However you can’t test any particular customer with both strategies to compare results so instead you use adaptive control (A/B testing) to try A on 90% (say) and B on the other 10% while tracking the results. The Impact Modeling algorithm then searches through the results to see which segments respond better to which strategies. Essentially it uses the results to find segments where one particular strategy works better and keeps driving down into the details of these segments to find more and more fine-grained ones where one approach or the other works better. The outcome is a decision tree or a simple ruleset that picks one of the strategies for each segment – very deployable. It is also easy to simulate the impact of the approach allowing you to maximize the financial impact.

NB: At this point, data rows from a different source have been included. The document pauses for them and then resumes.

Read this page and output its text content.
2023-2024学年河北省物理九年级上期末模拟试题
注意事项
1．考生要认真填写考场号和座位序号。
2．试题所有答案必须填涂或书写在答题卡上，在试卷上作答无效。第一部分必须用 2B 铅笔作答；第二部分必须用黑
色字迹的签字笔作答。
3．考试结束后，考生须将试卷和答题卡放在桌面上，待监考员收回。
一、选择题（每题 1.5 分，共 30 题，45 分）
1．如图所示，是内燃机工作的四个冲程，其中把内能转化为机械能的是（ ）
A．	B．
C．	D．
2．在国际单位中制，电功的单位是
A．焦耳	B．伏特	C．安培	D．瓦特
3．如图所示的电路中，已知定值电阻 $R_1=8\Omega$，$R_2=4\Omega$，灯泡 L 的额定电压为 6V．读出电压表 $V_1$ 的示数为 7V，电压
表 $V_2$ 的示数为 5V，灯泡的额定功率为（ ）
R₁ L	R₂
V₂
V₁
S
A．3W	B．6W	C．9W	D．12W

Impact Modeling can be used when tracking multiple financial objectives and can be constrained by competing objectives (risk v revenue, for instance). It can also be extended to more than 2 choices and can be used on relatively small samples.

Nina illustrated the power of Impact Modeling with a couple of case studies. The first was a credit card issuer trying to find the right APR increase that would boost revenue without increasing risk or attrition. They found that half the accounts should get an APR increase (some small, some larger) while the other half should not to maximize results. Each strategy was applied to multiple segments and one of the interesting effects of Impact Modeling is this understanding of the segments. The second was another credit card issuer with a very diverse target group and learning which sub-segments responded to the two offers was very informative. Not only did Impact Modeling get better results, the user learned a lot too.

Given the outcome is a decision tree it may seem like Impact Modeling is the same as normal decision tree modeling. Impact Modeling is essentially an analytic technique for finding the right rules because it analytically finds the right tree nodes, considers the impact of prior decisions and allows multiple objectives to be considered. Personally I really like these kinds of analytic techniques as they are so clean to deploy, allowing them to be put into production rapidly. This is something that I will touch one when I speak this afternoon.